IEEE std. 830-1998 is the "Recommended Practice for Software Requirements Specifications" and 1016-1998 is the "Recommended Practice for Software Design Descriptions".  Both are widely used, as are most of the IEEE std. documents including 1074 and 1058 which are the "Standard for Developing Lifecycle Processes" and "Standard for Project Management Plans respectively".  What you'll find is that the IEEE documents "flow" in an almost linear fashion.  They're designed more or less to follow a software engineering process which begins with concept exploration through the SDLC development and retirement.  Which is to say that some sections and wording used in the first document are repeated in successive design documents.  That isn't to say that a requirements spec couldn't be used as a stand-alone document either.  You'll find that there are many formats available for creating requirements specs and many times they're just derivatives of the IEEE docs.  Dr. Roger Pressman has a proprietary "Adaptable Process Model" which is a hybrid of his own approach and the IEEE standards.

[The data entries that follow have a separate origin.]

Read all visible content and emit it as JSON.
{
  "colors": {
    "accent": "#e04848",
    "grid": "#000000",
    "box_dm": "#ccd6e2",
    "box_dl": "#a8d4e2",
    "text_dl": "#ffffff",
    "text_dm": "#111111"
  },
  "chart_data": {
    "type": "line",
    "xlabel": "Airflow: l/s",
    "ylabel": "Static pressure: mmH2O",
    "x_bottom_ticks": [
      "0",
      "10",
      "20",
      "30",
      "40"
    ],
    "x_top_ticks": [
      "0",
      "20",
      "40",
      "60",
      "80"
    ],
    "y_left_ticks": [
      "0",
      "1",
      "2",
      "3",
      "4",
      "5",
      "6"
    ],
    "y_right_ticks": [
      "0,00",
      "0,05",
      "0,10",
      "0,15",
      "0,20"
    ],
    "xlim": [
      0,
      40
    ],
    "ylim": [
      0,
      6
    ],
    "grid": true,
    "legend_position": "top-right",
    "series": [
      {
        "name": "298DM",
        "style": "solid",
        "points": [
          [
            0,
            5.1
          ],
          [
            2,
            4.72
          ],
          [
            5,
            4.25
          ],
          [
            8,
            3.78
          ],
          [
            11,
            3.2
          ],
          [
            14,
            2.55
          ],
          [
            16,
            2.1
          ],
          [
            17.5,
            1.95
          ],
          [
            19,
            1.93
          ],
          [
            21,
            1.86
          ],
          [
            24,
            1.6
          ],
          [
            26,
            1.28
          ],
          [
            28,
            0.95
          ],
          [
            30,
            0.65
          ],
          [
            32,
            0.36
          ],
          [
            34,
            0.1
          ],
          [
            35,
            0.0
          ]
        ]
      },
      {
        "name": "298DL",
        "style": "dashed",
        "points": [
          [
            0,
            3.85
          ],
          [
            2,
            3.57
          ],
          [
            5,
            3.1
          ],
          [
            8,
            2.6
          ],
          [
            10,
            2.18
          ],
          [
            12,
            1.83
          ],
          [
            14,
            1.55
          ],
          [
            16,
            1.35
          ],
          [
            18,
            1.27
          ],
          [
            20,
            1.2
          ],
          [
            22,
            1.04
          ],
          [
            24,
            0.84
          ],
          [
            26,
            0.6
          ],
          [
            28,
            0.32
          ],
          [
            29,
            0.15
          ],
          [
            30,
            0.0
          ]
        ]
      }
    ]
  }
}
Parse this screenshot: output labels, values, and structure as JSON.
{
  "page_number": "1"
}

The most important thing about requirements is that they should be:

* correct - every requirement meets a user need.
* unambiguous - no interpretation variations in the spec
* complete - everything the software is suppose to do is included.
* verifiable - must be a method to verify every requirement. This can be a function of how the requirement is writtten. Don't use "usually", "often", "user friendly".
* consistent - no confilicts should exist.
* modifiable - should have an index, table of contents for easy referencing.
* traced- the origin of each of its requirements is clear.
* traceable - each requirement should be identifiable. Each * requirement should be have a unique number.
* design independent - no design constraints should be mentioned, it does not imply a specific software architecture or algorithm.
* annotated - can catgorize requirements.
* concise - keep it short and simple.
* organized - must be organized and each requirement should be easily locatable.
* understandable by the customer - keep the language simple, don't use "computer science" type notation

The reasoning behind the uniqueness and numbering is for testing and traceability later on.  A white box tester with no knowledge of your application should be able to test every requirement for a specific result.

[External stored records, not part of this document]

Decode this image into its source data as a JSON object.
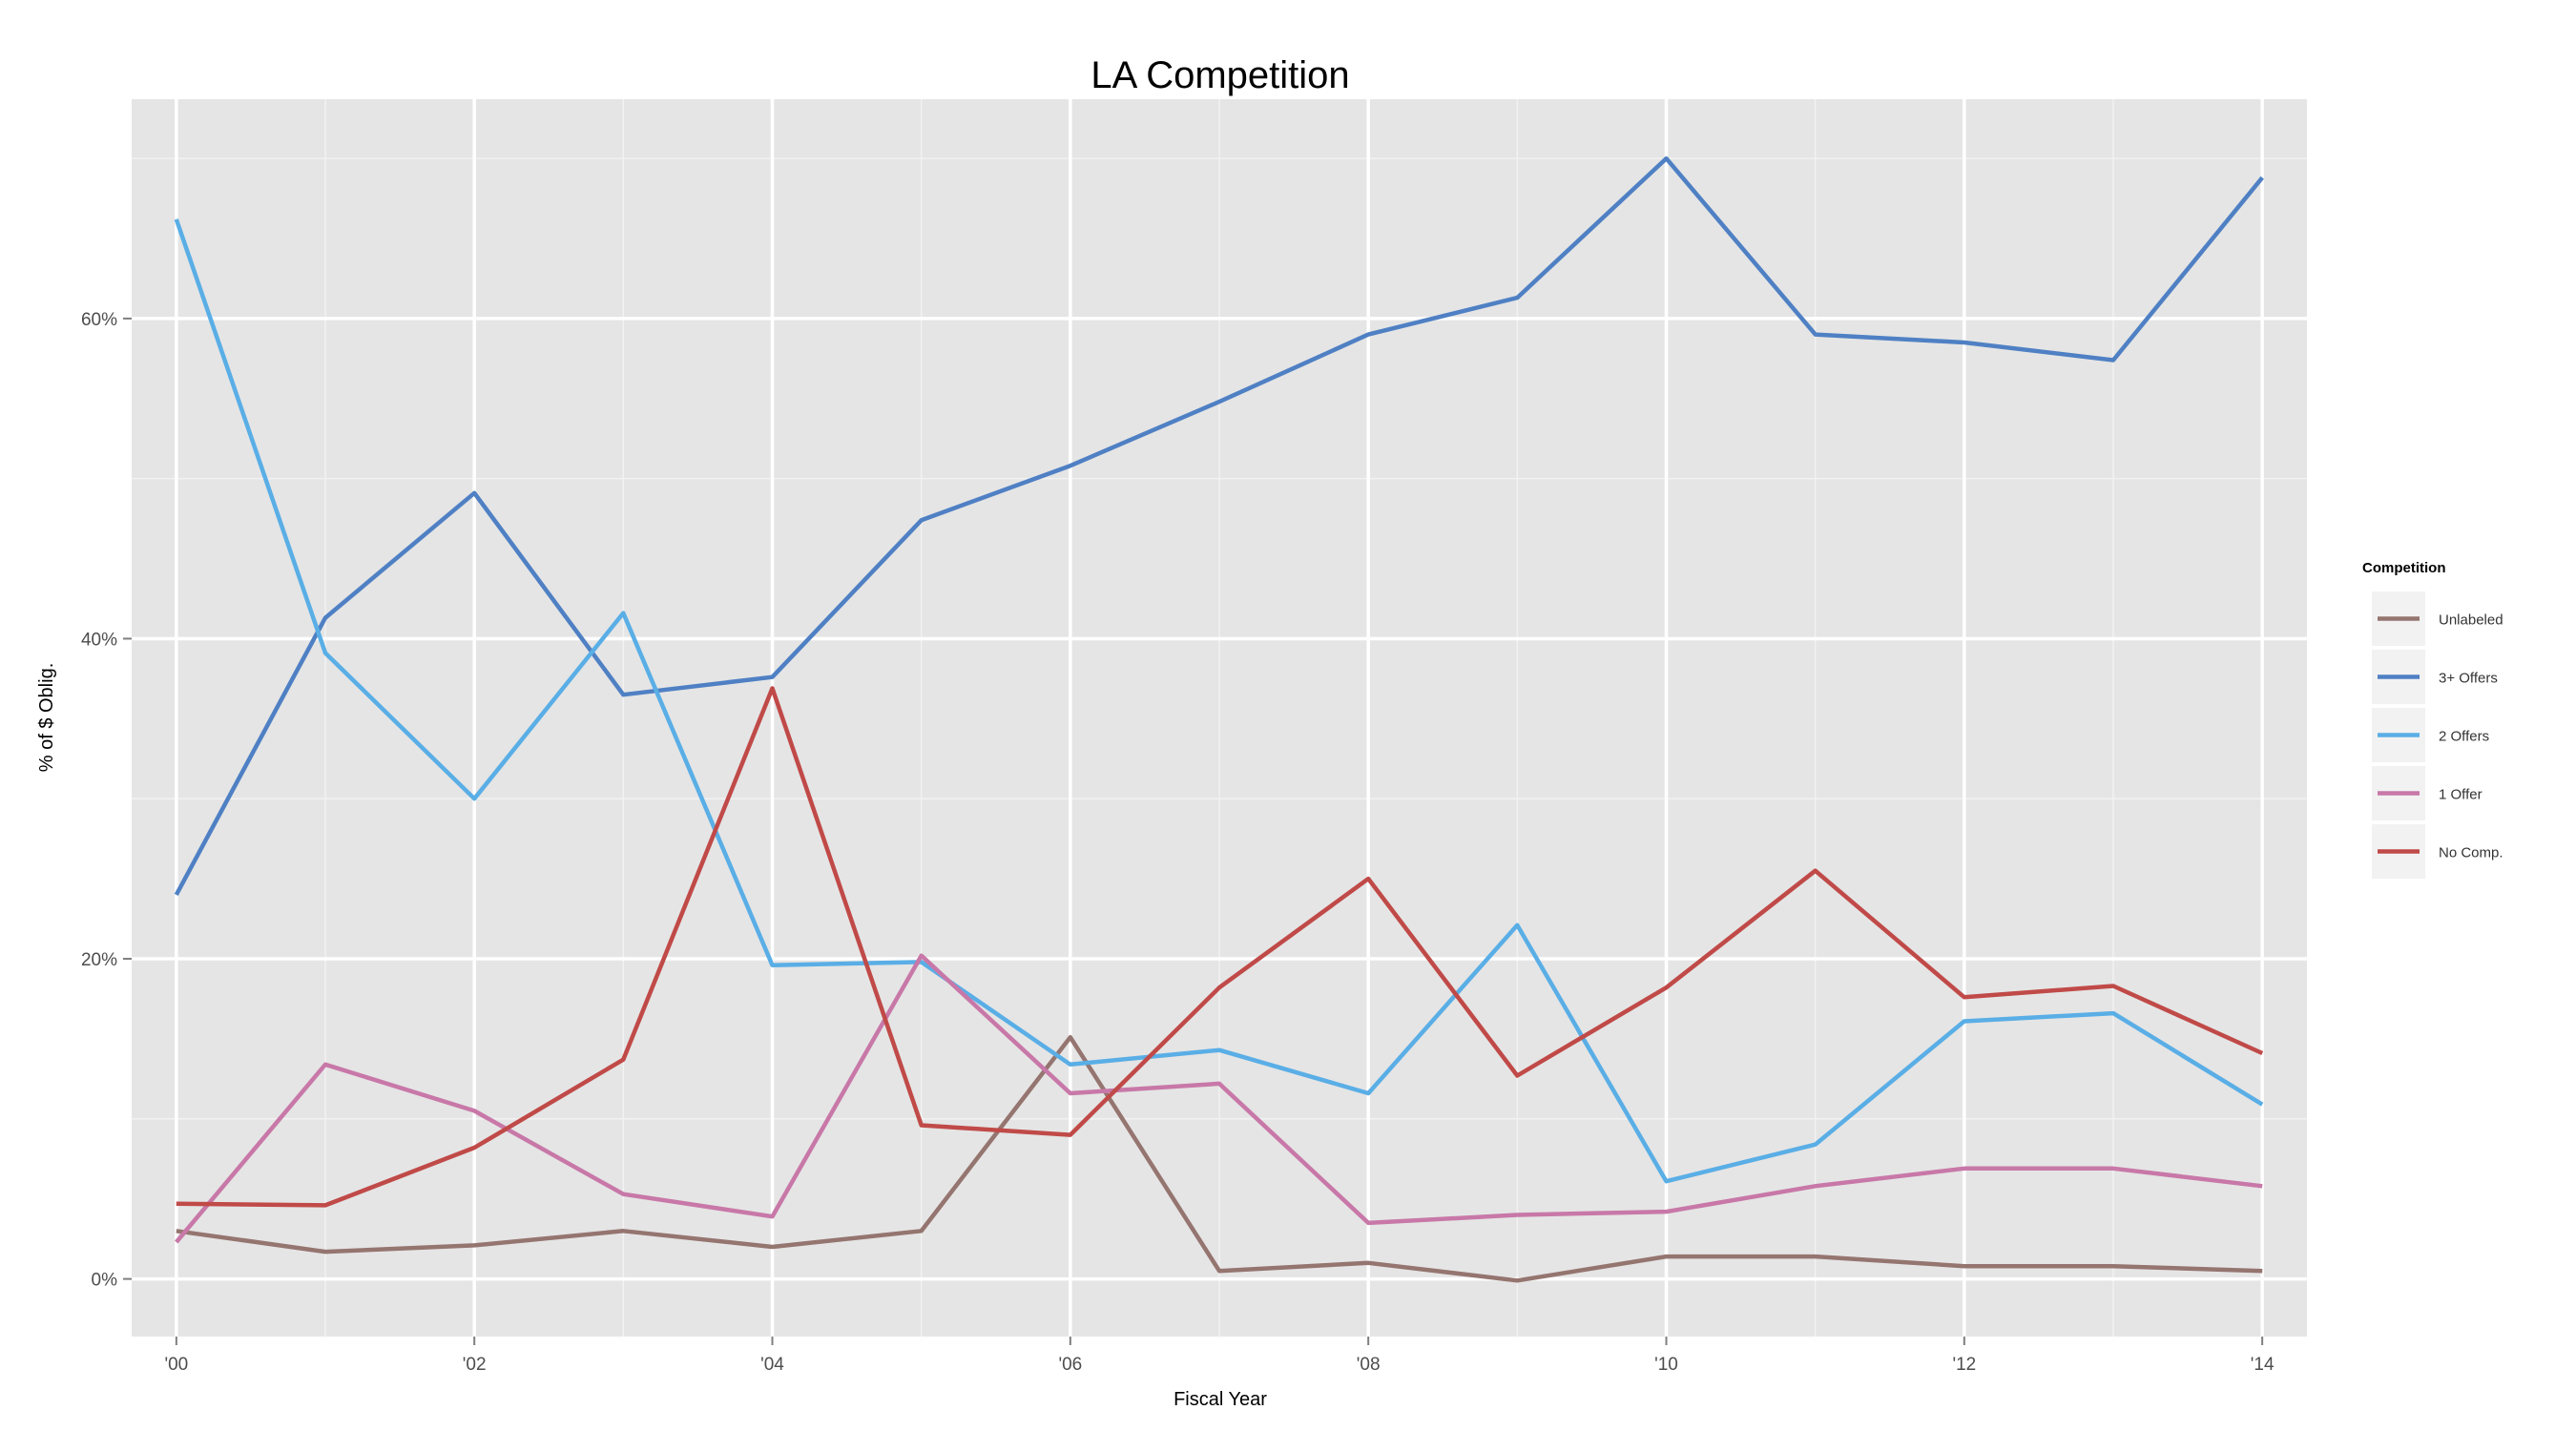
{
  "chart_data": {
    "type": "line",
    "title": "LA Competition",
    "xlabel": "Fiscal Year",
    "ylabel": "% of $ Oblig.",
    "x": [
      2000,
      2001,
      2002,
      2003,
      2004,
      2005,
      2006,
      2007,
      2008,
      2009,
      2010,
      2011,
      2012,
      2013,
      2014
    ],
    "xlim": [
      1999.7,
      2014.3
    ],
    "ylim": [
      -3.6,
      73.7
    ],
    "x_ticks": [
      {
        "value": 2000,
        "label": "'00"
      },
      {
        "value": 2002,
        "label": "'02"
      },
      {
        "value": 2004,
        "label": "'04"
      },
      {
        "value": 2006,
        "label": "'06"
      },
      {
        "value": 2008,
        "label": "'08"
      },
      {
        "value": 2010,
        "label": "'10"
      },
      {
        "value": 2012,
        "label": "'12"
      },
      {
        "value": 2014,
        "label": "'14"
      }
    ],
    "y_ticks": [
      {
        "value": 0,
        "label": "0%"
      },
      {
        "value": 20,
        "label": "20%"
      },
      {
        "value": 40,
        "label": "40%"
      },
      {
        "value": 60,
        "label": "60%"
      }
    ],
    "y_minor_ticks": [
      10,
      30,
      50,
      70
    ],
    "x_minor_ticks": [
      2001,
      2003,
      2005,
      2007,
      2009,
      2011,
      2013
    ],
    "grid": true,
    "legend": {
      "title": "Competition",
      "position": "right"
    },
    "series": [
      {
        "name": "Unlabeled",
        "color": "#957570",
        "values": [
          3.0,
          1.7,
          2.1,
          3.0,
          2.0,
          3.0,
          15.1,
          0.5,
          1.0,
          -0.1,
          1.4,
          1.4,
          0.8,
          0.8,
          0.5
        ]
      },
      {
        "name": "3+ Offers",
        "color": "#4f80c4",
        "values": [
          24.0,
          41.3,
          49.1,
          36.5,
          37.6,
          47.4,
          50.8,
          54.8,
          59.0,
          61.3,
          70.0,
          59.0,
          58.5,
          57.4,
          68.8
        ]
      },
      {
        "name": "2 Offers",
        "color": "#5aaee6",
        "values": [
          66.2,
          39.1,
          30.0,
          41.6,
          19.6,
          19.8,
          13.4,
          14.3,
          11.6,
          22.1,
          6.1,
          8.4,
          16.1,
          16.6,
          10.9
        ]
      },
      {
        "name": "1 Offer",
        "color": "#c878a8",
        "values": [
          2.3,
          13.4,
          10.5,
          5.3,
          3.9,
          20.2,
          11.6,
          12.2,
          3.5,
          4.0,
          4.2,
          5.8,
          6.9,
          6.9,
          5.8
        ]
      },
      {
        "name": "No Comp.",
        "color": "#c04a48",
        "values": [
          4.7,
          4.6,
          8.2,
          13.7,
          36.9,
          9.6,
          9.0,
          18.2,
          25.0,
          12.7,
          18.2,
          25.5,
          17.6,
          18.3,
          14.1
        ]
      }
    ]
  }
}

UML is simply a modeling language, which is good for representing use cases, but is not a requirements spec in and of itself.  You will find UML use-case diagrams within a requirements spec.  You may also find data flow, E-R diagrams, and state charts too.  The diagrams aren't necessarily required nor are they explicitly indicated.  The problem you are solving and the situation you are presenting will dictate which type and how many diagrams you need.

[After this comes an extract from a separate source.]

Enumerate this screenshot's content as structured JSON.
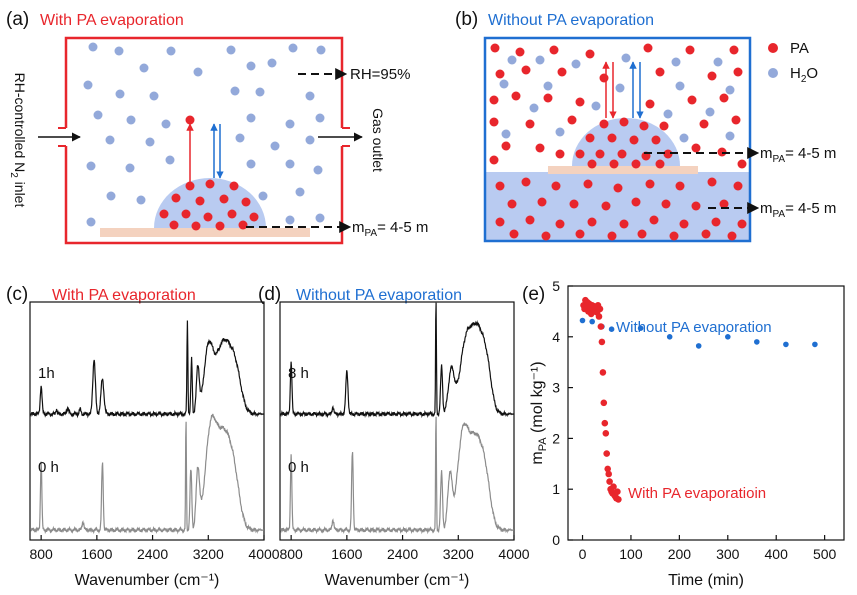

Regarding books, there are a number of good books available on a variety of topics.  One of my favorite books on software engineering is actually one of my textbooks from grad school called "Software Engineering", ISBN 0-8186-7609-4.  It is not a texbook in the traditional sense, it is a collection of some of the best peer-reviewed papers in the field and book excerpts on software engineering such as "The Mythical Man Month".
TorusAuthor Commented:
who's the author of that book? difficult to search the book if just have ISBN.